I’m taking my hips on a gold road trip to the Old Home. It will bring good and bad. I will be stopping at several points along the way there and back for some painful purposes, and at other times for what I hope will be crazy-joyful occasions of reunion.
The only way out is through.
(Geneen Roth.)
This quote puts me in mind of a memory that is tied closely to the trip I am about to make. A long time ago, when I used to live where I am going, my aunt — the one who is a nun, not to be confused with my bereaved aunt who is reading Kubler-Ross and about whom I talk all the time, nor my chic deaf aunt who lives on a cliff — used to sing to me this song called “Goin’ on a tiger hunt,” some variant of which you have doubtless been taught in church youth group or some scout camporee or perhaps by a cartoon. Animaniacs was surprisingly educational at times.
If this picture of a little girl making a wish on her birthday candles some fifty years ago does not make you accuse the room of being dusty you have no soul. I hope every one of her dreams came true and she has lived a long and happy life.
The main thing of the song — which sitting on the steps of my grandparents’ house by the highway singing with my aunt is one of my happiest memories — was this syncopated repetitive chorus whenever the hunter would encounter an obstacle. You would chant back and forth while clapping rhythmically, “Goin’ on a tiger hunt. * But I’m not afraid. * Cause I’ve got a gun. * And bullets at my side. — What’s that up ahead?” and Aunt B would respond, “A tree! / Tall grass! / A fence! / Mud!” Then you must say,
Can’t go over it * (can’t go over it)
Can’t go under it * (can’t go under it)
Can’t go around it * (can’t go around it)
Gotta go through it.
And then you would delight in making squelching noises for mud, slidey hand sounds for grass, creaking like a gate, etc. *
You went with delcious slowness through the first part of the song, forgetting really in the process that your whole job in this call-and-response game of foley artistry is to hunt a tiger and catch him with bullets all while not feeling fear, and then suddenly when you asked “What’s that up ahead,” Aunt B would shout, “THE TIGER!” and your heart would pound and you’d hastily run backward through all of your previous sound effects trying to go as fast as possible while keeping in the proper order and lastly mimic the final sound of the slam of the gate behind you. Then you would say, “But I’m not afraid.”

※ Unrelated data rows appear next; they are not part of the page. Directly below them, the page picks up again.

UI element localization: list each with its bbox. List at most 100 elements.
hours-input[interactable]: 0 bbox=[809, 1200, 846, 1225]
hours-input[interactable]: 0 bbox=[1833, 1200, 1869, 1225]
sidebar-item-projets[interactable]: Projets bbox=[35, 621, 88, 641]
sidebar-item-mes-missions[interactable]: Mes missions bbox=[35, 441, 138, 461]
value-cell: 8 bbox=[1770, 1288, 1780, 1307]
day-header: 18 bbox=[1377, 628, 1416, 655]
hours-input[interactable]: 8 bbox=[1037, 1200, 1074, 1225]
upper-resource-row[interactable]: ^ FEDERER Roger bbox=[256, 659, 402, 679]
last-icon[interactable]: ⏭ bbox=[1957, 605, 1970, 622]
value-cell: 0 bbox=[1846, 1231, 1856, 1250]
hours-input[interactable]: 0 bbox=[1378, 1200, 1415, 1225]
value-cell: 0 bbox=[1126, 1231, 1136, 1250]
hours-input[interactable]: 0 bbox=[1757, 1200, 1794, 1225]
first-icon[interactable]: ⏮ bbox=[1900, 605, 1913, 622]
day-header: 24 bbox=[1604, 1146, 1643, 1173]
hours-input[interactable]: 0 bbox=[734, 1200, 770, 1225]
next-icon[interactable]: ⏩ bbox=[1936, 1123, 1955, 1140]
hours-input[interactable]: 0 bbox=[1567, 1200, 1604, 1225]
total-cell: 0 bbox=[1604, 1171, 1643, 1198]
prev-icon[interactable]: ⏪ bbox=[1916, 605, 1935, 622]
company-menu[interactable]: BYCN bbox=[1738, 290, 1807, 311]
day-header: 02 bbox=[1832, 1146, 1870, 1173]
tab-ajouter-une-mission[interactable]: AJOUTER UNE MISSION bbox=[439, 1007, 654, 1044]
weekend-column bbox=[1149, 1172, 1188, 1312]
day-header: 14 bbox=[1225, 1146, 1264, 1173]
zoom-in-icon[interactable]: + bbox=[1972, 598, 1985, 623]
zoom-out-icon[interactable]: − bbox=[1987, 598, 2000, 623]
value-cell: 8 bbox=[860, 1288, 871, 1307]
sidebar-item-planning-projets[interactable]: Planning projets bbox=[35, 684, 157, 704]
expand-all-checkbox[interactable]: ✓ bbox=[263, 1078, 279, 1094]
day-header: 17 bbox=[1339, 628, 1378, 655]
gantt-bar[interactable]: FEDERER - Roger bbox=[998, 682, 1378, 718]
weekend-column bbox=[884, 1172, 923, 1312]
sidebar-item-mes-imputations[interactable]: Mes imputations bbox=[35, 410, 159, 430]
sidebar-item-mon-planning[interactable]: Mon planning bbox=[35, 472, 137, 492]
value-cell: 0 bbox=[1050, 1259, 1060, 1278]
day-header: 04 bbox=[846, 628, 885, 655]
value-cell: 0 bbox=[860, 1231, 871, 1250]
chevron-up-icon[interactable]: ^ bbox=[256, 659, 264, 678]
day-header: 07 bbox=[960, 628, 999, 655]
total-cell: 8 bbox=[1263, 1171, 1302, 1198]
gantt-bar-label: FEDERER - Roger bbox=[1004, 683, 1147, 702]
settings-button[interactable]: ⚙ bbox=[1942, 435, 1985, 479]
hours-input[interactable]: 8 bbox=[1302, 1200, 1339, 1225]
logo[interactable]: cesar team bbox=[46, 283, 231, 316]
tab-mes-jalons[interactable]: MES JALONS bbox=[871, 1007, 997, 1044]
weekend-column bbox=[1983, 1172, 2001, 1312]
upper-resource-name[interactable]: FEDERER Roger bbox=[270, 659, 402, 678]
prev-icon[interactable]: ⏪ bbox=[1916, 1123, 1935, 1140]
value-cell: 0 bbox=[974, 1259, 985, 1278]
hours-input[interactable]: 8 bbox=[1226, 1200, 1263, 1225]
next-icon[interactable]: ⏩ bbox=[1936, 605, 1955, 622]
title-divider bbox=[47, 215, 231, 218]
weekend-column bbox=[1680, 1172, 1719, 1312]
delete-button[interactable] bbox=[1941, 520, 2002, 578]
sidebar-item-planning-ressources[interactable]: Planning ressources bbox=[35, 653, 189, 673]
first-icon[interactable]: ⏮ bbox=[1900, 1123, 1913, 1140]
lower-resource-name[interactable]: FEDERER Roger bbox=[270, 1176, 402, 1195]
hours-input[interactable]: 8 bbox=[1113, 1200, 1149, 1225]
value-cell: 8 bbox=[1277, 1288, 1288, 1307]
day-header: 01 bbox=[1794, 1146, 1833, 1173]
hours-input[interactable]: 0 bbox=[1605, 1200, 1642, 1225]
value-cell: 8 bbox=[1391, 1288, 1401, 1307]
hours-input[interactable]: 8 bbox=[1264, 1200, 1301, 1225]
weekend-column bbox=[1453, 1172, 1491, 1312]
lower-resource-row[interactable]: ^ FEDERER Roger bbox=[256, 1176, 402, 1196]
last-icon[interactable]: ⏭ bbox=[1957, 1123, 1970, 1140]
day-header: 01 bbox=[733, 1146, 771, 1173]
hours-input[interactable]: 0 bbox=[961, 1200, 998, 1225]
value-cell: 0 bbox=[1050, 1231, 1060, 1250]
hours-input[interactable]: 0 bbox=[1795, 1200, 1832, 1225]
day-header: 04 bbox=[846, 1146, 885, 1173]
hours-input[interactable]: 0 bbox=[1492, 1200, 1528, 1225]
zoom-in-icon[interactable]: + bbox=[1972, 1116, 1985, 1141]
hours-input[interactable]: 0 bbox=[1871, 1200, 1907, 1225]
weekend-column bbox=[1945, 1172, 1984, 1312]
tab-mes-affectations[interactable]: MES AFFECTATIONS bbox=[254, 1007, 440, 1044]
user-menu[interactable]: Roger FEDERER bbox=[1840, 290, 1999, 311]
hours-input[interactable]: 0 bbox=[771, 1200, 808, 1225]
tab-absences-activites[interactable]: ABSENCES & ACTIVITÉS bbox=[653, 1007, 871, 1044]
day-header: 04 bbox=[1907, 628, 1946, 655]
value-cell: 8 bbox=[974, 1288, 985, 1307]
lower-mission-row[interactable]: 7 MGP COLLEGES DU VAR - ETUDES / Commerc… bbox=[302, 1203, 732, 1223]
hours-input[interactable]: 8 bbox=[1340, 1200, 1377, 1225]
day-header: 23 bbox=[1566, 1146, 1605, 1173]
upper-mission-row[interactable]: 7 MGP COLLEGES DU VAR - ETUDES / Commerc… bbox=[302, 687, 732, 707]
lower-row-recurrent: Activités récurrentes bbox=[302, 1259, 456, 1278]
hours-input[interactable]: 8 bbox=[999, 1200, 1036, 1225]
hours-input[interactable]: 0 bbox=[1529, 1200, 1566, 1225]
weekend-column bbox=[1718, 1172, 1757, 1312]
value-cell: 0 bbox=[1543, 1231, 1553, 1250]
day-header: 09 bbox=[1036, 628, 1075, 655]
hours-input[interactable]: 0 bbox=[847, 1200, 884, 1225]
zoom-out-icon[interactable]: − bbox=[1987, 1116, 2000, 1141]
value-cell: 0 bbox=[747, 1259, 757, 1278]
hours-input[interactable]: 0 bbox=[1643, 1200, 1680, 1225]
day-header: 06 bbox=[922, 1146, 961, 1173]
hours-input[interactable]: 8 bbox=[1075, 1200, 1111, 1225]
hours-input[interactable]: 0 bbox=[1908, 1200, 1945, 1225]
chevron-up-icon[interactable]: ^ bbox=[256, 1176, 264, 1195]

In Girl Scouts we played it as “Going on a Squeegee Hunt” and we just skipped the guns and bullets part. I’m not sure what a-changing times lead to the substitution of the made-up “squeegee” monster for the visceral image of the tiger — whether it was less scary than the tiger or whether it was less encouraging of poaching a potentially endangered species — but in any case I feel like with the whitewashing the song lost its sizzle.
I am going on a tiger hunt, and I am afraid, and I do not have a gun, nor bullets at my side. But I cannot go over, under, or around what comes next — I will go through what painful obstacle stands in my way because that is simply the only choice I have. Which, as that is the case, it can only be meant to be and I therefore have double reason to persevere.
I must maintain this mindset. Wish me luck.
*For the tree, I believe we said, “Gotta climb it,” the only deviation in the song’s demandingly strict meter — why not just omit the tree in favor of a thing which might be gone through? It is scarcely true that you cannot go around a tree, and climbing it is the same as going over it. Really the only thing in the words of the chorus that you can not do when faced with the tree in this song — besides obviously the impossibility of going through it as is evidenced by the replacement of “go through it” with “climb it” — is tunnel under it, but even that is only for lack of time or machinery. You technically could go under it as well as around and over it. “Through it” is wholly out, and thus it destroys the fundamental message of the repetition of the chorus. A puzzling lyric.
Has anyone ever been taught to chop it down? Get back to me if you have. Now I’m ten kinds of curious.